Is Mecanim suitable as completely generic finite state machine? Not bound to animations, time etc. Just plain states, data, events, transitions etc. Should I continue my experiments with it in this role?
using UnityEngine;
using System.Collections;
public class StateNode : StateMachineBehaviour {
public string StateName = "EditMe";
// OnStateEnter is called when a transition starts and the state machine starts to evaluate this state
override public void OnStateEnter(Animator animator, AnimatorStateInfo stateInfo, int layerIndex) {
var characterController = animator.gameObject.GetComponent<BaseUnit>();
if (characterController != null)
characterController.StateMachineEvent("Enter", StateName, animator, stateInfo, layerIndex);
}
// OnStateUpdate is called on each Update frame between OnStateEnter and OnStateExit callbacks
override public void OnStateUpdate(Animator animator, AnimatorStateInfo stateInfo, int layerIndex) {
var characterController = animator.gameObject.GetComponent<BaseUnit>();
if (characterController != null)
characterController.StateMachineEvent("Update", StateName, animator, stateInfo, layerIndex);
}
// OnStateExit is called when a transition ends and the state machine finishes evaluating this state
override public void OnStateExit(Animator animator, AnimatorStateInfo stateInfo, int layerIndex) {
var characterController = animator.gameObject.GetComponent<BaseUnit>();
if (characterController != null)
characterController.StateMachineEvent("Exit", StateName, animator, stateInfo, layerIndex);
}
// OnStateMove is called right after Animator.OnAnimatorMove(). Code that processes and affects root motion should be implemented here
override public void OnStateMove(Animator animator, AnimatorStateInfo stateInfo, int layerIndex) {
var characterController = animator.gameObject.GetComponent<BaseUnit>();
if (characterController != null)
characterController.StateMachineEvent("Move", StateName, animator, stateInfo, layerIndex);
}
}
///////////////////////////////////////////////////////////////////////////////////////////////////
// State Machine Driven Logic
///////////////////////////////////////////////////////////////////////////////////////////////////
public override void StateMachineEvent(string smEvent, string stateName, Animator animator, AnimatorStateInfo stateInfo, int layerIndex)
{
Debug.Log(string.Format("{0} : {1}", smEvent, stateName));
switch ( smEvent )
{
case "Enter":
switch ( stateName )
{
case "Idle":
Properties["AIState"] = AxeGunLizardState.Idle;
break;
case "Run":
Properties["AIState"] = AxeGunLizardState.Approach;
break;
case "Aim":
Properties["AIState"] = AxeGunLizardState.Aim;
break;
case "Axe Tell":
Properties["AIState"] = AxeGunLizardState.Attack;
break;
case "Axe Swing":
fLastAttack = Time.time;
break;
case "Fire":
fLastShot = Time.time;
break;
case "Death":
Properties["Dead"] = 1;
break;
case "Shield High":
if ( fLastShieldStart == 0.0f ) fLastShieldStart = Time.time;
break;
}
break;
case "Update":
break;
case "Exit":
switch ( stateName )
{
case "Shield High":
case "Shield Low":
if ( fLastShieldStart == 0.0f ) fLastShieldStart = Time.time;
break;
}
break;
}
}
Is using Mecanim for a generic state machine a common practice? Or rather is it a necessarily good or bad practice? I’m thinking of using it for a spell caster system instead of my own FSM mainly for the UI aspect. So far I can’t see why not.

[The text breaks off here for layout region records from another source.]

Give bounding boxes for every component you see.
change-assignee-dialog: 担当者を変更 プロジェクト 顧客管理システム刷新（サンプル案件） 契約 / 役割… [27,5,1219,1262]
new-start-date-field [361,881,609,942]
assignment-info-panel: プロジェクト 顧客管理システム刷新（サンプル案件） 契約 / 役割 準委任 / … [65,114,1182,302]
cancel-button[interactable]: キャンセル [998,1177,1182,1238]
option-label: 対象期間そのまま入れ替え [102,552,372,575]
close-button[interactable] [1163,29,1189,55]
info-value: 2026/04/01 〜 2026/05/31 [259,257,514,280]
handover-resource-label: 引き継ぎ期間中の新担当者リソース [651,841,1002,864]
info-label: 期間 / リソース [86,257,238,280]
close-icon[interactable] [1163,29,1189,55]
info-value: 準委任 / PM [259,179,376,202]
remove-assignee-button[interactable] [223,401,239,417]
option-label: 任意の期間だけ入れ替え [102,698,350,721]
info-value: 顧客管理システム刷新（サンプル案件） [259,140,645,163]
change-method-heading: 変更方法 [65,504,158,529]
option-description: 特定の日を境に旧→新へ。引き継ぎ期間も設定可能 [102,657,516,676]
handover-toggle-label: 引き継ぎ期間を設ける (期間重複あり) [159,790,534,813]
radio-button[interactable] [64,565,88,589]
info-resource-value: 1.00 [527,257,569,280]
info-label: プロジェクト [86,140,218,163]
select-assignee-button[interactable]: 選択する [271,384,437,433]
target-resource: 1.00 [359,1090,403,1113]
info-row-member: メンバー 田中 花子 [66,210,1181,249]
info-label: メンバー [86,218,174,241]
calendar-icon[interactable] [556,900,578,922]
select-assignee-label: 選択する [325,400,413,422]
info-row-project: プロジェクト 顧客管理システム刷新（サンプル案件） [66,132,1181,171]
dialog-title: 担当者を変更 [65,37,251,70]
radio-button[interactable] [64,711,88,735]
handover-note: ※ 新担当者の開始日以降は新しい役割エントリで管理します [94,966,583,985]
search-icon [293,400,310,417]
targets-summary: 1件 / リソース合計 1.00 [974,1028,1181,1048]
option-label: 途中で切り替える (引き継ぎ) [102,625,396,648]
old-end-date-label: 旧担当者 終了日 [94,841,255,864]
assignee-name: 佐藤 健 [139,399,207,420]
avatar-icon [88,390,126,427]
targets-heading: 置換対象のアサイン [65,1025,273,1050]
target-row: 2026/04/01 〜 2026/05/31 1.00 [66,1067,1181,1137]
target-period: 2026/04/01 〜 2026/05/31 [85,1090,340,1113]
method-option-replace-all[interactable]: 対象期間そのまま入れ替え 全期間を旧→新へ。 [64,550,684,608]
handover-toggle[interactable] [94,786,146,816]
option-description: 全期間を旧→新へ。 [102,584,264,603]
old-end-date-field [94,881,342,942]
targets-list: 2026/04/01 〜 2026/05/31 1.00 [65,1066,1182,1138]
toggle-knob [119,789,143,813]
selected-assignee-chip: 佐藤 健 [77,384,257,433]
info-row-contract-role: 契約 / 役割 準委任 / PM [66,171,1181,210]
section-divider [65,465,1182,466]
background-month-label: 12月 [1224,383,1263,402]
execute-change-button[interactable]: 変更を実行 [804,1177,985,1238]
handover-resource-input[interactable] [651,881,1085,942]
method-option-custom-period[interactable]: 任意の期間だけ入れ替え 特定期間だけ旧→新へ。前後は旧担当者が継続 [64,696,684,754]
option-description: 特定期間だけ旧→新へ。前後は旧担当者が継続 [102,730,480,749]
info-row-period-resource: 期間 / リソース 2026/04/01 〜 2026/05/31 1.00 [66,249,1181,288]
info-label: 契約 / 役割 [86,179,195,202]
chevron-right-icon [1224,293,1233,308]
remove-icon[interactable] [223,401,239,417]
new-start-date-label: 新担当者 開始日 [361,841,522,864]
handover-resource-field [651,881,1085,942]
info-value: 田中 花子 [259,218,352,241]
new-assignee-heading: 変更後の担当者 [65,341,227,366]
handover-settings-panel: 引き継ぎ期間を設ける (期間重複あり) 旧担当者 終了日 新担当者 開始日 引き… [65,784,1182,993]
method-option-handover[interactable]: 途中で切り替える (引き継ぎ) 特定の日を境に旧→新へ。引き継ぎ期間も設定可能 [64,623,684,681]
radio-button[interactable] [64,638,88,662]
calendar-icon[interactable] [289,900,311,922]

Beware though: after you set a trigger, the transition does not happen instantly like a function call would. Instead, the function that set the trigger continues executing, and then the transition happens somewhere towards the end of the frame. Only then the exit/enter functions will be called. If you expect that setting the trigger calls the exit/enter functions like a function call would, you will be frustrated.
I was often like “I just told that object to switch to this state, why is it still in the previous state???”.